I use the admin-import tool of Neo4j to import bulk data in csv format. I use Integer as ID datatype in the header [journal:ID:int(Journal-ID)] and the part of importing the nodes works fine. When the import-tool comes to the relationships, I get the error that the referring node is missing. Seems like the relations-import it is searching the ID in String format. I already tried to change the type of the ID in the relations File as well, but get an other error. I found no way to specify the ID as int in the relations-File.

Here is an minimal example. Lets say we have two node types with the headers:

journal:ID:int(Journal-ID)

and

documentID:ID(Document-ID),title

and the example files journal.csv:

"123"
"987"

and document.csv:

"PMID:1", "Title"
"PMID:2", "Other Title"

We also have a relation "hasDocument" with the header:

:START_ID(Journal-ID),:END_ID(Document-ID)

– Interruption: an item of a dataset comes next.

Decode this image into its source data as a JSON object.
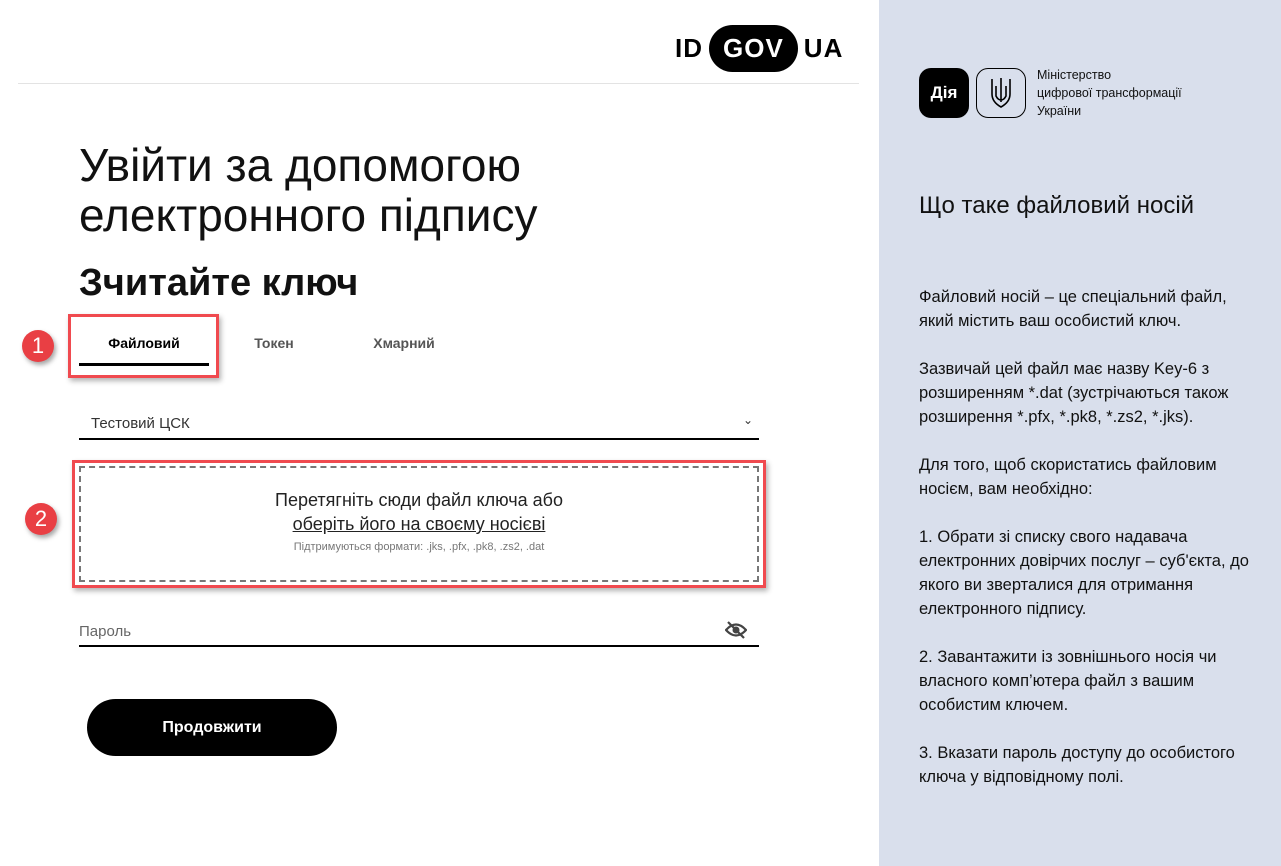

and the example file relation.csv:

"123", "PMID:1"

When running the import I get the the error:

Error in input data
Caused by:123 (Journal-ID)-[hasDocument]->PMID:1 (Document-ID) referring to missing node 123

I tried to specify the relation header as

:START_ID:int(Journal-ID),:END_ID(Document-ID)

but this also produces an error.

The command to start the import is:

neo4j-admin import --nodes:Document="document-header.csv,documentNodes.csv" --nodes:Journal="journal-header.csv,journalNodes.csv" --relationships:hasDocument="hasDocument-header.csv,relationsHasDocument.csv"

Is there a way to specify the ID in the relation file as Integer or is there an other solution to that problem?

1

1 Answers

1
votes

It doesn't seem to be supported. The documentation doesn't mention it and the code doesn't have such test case.

You could import the data with String ids and cast it after you start the database.

MATCH (j:Journal)
SET j.id = toInteger(j.id)

If your dataset is large you can use apoc with iterate:

call apoc.periodic.iterate("
MATCH (j:Journal) RETURN j
","
SET j.id = toInteger(j.id)
",{batchSize:10000})